These are some of the common myths debunked by Wealth-X in a special report released today.
The report shows that only 19% of the global UHNW population fully inherited their wealth. However, 65% made their wealth themselves and a further 16% inherited and grew their fortune through their own entrepreneurial endeavours.
It also shows that UHNW individuals defined as those with assets of at least US$30 million - who inherited their wealth have a lower average net worth (US$130 million) than their entrepreneurial peers who made their fortunes (US$142 million).
The report also reveals that only a small fraction of the global UHNW population possess a high enough net worth to afford a 30-metre superyacht, which has an average price tag of US$10 million (before maintenance, fuel and other expenses). Due to the high cost of owning and maintaining a private jet or superyacht, many UHNW individuals charter these luxury crafts or travel on commercial airlines albeit in first or business class.
Globally, there were 199,235 individuals in 2013, with a combined wealth of US$27.7 trillion, according to the Wealth-X and UBS World Ultra Wealth Report.

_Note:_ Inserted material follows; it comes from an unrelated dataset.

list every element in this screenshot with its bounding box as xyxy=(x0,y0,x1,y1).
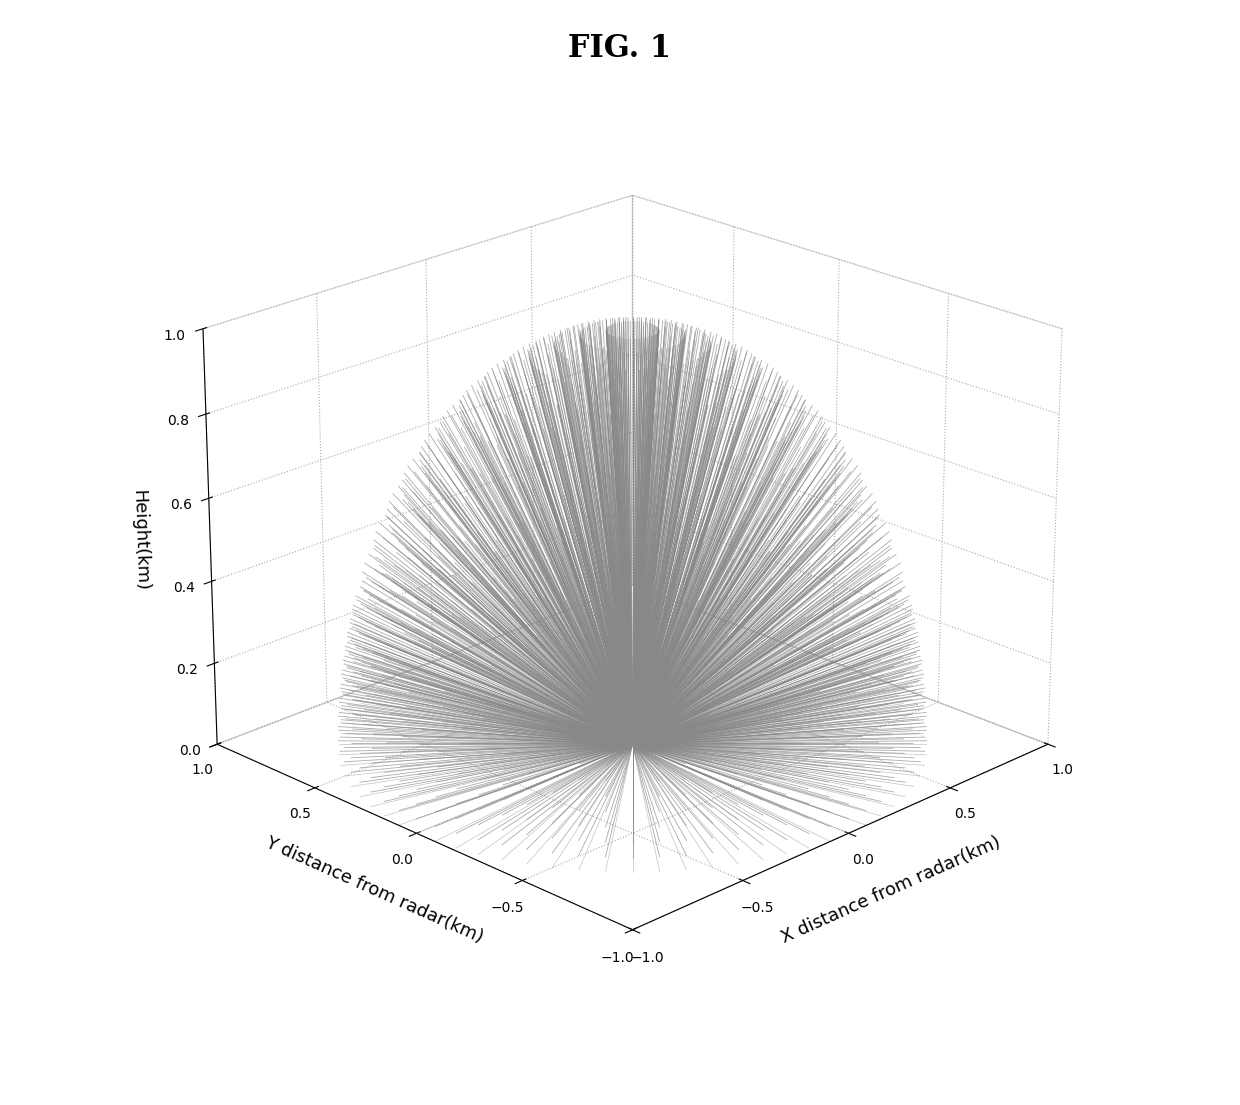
Y-axis label: Y distance from radar(km): Y distance from radar(km) xyxy=(263,834,486,947)
X-axis label: X distance from radar(km): X distance from radar(km) xyxy=(779,833,1003,947)
Text: FIG. 1: FIG. 1 xyxy=(568,33,672,64)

Below are eight common myths about the ultra wealthy:
1. The world's wealthiest inherited all their money
2. The majority of super wealthy are investment bankers
3. "Technopreneurs are all hoodie-wearing college dropouts in their 20s"
4. "I have to go to an Ivy League University to be an UHNW individual"
5. The wealthy are immune to economic cycles
6. Chinese UHNW population is growing faster than everyone else
7. The wealthy don't give back
8. UHNW individuals all fly by private jet and own a superyacht
Incidentally, Reliance Industries Chairman Mukesh Ambani - India's richest person - owns a skyscraper residence in Mumbai which has been named the most expensive billionaire home in the world by Forbes.
Ambani's 27-story, 400,000-square-foot skyscraper home Antilia named after a mythical island in the Atlantic, tops the Forbes list of the most expensive homes in the world.